Base64 is a set of similar encodings that represent binary data through ASCII strings. Each Base64 character represents 6 bits of data, and therefore four Base64 characters represent three bytes of data. Base64 can often be recognized by the padding. Often you see one or more = at the end. This is because the binary data encoded not always has a length of a multiple of three.

Baudot codes

The Baudot code was invented by Émile Baudot before ASCII was invented. Each character in Baudot is represented by 5 bits and sent over a communication channel such as a telegraph wire or a radio signal. The term Baud, which is used for expressing the transmission speed, is derived from the Baudot name.

Hashes

A hash function maps data from any size to a fixed size "hash". The hashes are also refered to as hash values, hash codes or digests. They are commonly used in cryptography to assure integrity of data or protecting passwords or other sensitive data. Some of the most common cryptographic hash functions are SHA-1, SHA-2 and MD5 (which is no longer considered secure).

Burrows–Wheeler transform

The Burrows–Wheeler transform (BWT) rearranges letters into runs of similar characters. It is reversible as long as you store the position of the first original character.
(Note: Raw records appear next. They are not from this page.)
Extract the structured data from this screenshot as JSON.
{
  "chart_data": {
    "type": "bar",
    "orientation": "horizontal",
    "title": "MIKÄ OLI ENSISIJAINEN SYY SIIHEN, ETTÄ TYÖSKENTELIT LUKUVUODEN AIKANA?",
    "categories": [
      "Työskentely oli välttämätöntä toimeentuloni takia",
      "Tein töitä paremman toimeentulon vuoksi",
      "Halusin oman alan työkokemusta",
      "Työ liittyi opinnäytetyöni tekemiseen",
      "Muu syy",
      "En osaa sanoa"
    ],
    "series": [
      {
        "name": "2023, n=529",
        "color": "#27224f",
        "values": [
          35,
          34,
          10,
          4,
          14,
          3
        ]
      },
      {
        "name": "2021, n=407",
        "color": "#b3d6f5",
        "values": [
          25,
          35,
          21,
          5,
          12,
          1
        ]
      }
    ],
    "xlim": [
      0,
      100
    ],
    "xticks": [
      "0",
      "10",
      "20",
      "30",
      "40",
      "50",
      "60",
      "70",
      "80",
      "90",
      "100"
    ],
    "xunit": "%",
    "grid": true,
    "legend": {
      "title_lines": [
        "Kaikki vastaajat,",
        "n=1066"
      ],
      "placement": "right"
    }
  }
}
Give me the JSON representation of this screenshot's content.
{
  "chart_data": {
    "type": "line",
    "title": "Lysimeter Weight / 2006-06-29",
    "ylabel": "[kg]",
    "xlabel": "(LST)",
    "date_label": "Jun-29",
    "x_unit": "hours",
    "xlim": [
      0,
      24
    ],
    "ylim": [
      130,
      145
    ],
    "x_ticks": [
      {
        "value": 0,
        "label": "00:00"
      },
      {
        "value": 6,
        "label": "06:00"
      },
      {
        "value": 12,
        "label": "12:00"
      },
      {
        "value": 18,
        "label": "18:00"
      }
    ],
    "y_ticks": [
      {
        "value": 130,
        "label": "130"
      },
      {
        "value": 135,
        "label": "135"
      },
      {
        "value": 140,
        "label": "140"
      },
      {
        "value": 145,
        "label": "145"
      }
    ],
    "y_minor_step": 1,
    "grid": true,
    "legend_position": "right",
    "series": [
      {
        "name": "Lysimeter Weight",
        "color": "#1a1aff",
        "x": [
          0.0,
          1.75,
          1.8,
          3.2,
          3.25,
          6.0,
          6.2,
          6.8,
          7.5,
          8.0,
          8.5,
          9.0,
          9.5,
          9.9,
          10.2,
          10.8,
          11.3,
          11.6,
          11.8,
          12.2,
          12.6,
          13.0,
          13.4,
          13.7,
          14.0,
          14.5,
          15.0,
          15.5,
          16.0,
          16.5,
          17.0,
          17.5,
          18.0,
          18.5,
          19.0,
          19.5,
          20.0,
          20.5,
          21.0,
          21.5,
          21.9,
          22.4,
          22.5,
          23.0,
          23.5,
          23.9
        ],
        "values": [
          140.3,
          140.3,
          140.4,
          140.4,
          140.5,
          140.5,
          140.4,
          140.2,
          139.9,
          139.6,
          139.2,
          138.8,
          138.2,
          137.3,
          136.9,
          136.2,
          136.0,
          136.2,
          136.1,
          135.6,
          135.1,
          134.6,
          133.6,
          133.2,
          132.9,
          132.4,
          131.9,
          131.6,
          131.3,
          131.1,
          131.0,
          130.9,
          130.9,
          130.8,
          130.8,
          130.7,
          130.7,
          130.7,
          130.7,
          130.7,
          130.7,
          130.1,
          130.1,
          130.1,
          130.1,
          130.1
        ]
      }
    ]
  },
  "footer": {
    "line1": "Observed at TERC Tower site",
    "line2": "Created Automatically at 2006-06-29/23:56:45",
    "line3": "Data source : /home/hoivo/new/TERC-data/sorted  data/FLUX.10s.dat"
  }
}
The repeating characters is especially useful for compression, which can take advantage of the repeating characters. It is a method of increasing the efficiency of text compression, costing only a little extra computation.

QR codes and barcodes

Many different standards exist for barcodes. Depending on the standard used, they can represent characters, numbers or the whole range of ASCII characters. QR codes is a form of two-dimensional barcodes that has become popular for storing addresses (URLs) and appear in advertising, in magazines, on signs, etc. There are smartphone apps for scanning QR and bardcodes. Also they can be read by online services.